Patching

Security Operations 🛡️ • Vulnerabilities 🚨 • Sec+ Glossary 📖 • Security+ 02 Difficulty: free

What is Patching?

Patching is the process of applying updates to software, operating systems, firmware, or devices in order to fix vulnerabilities, correct defects, improve stability, and reduce the risk of exploitation.

Examples

  • An organization deploys a vendor security update to close a vulnerability in its internet-facing web server.
  • A company applies operating system patches to employee laptops so known weaknesses cannot be exploited as easily by malware.

Discover 🔎

Software does not remain equally safe over time. New weaknesses are discovered, existing flaws become better understood, and attackers learn how to exploit defects that were not obvious when the product was first released. Because of that, secure systems cannot be treated as finished once they are installed.

Patching is one of the main ways organizations respond to that reality.

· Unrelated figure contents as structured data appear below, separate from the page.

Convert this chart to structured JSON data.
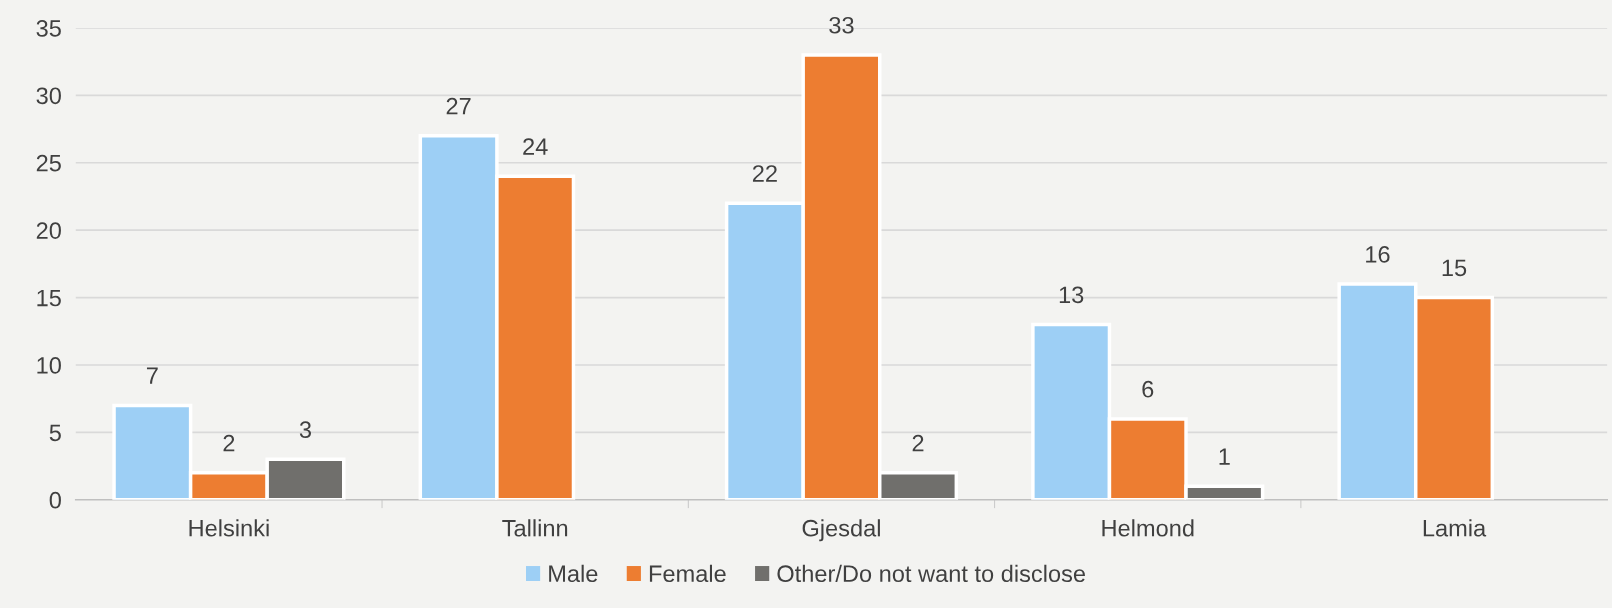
{
  "chart_data": {
    "type": "bar",
    "categories": [
      "Helsinki",
      "Tallinn",
      "Gjesdal",
      "Helmond",
      "Lamia"
    ],
    "series": [
      {
        "name": "Male",
        "color": "#9dcff5",
        "values": [
          7,
          27,
          22,
          13,
          16
        ]
      },
      {
        "name": "Female",
        "color": "#ed7d31",
        "values": [
          2,
          24,
          33,
          6,
          15
        ]
      },
      {
        "name": "Other/Do not want to disclose",
        "color": "#706f6c",
        "values": [
          3,
          null,
          2,
          1,
          null
        ]
      }
    ],
    "ylim": [
      0,
      35
    ],
    "yticks": [
      0,
      5,
      10,
      15,
      20,
      25,
      30,
      35
    ],
    "grid": "y",
    "legend": "bottom",
    "data_labels": true
  }
}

It is the ongoing process of updating what they already use so that known weaknesses and reliability problems do not remain exposed indefinitely. Without patching, yesterday’s software steadily becomes today’s avoidable risk.

Remember: Patching is not optional maintenance added on top of security. It is one of the core ways security is maintained after deployment.

Summary 📝

Patching is the process of applying updates that fix security weaknesses, bugs, and reliability issues in software and devices. It is a central part of operational security because systems become more exposed when known flaws remain uncorrected. Strong patching practice depends on visibility, prioritization, testing, timely deployment, and follow-through so that known risk is actually reduced rather than merely documented.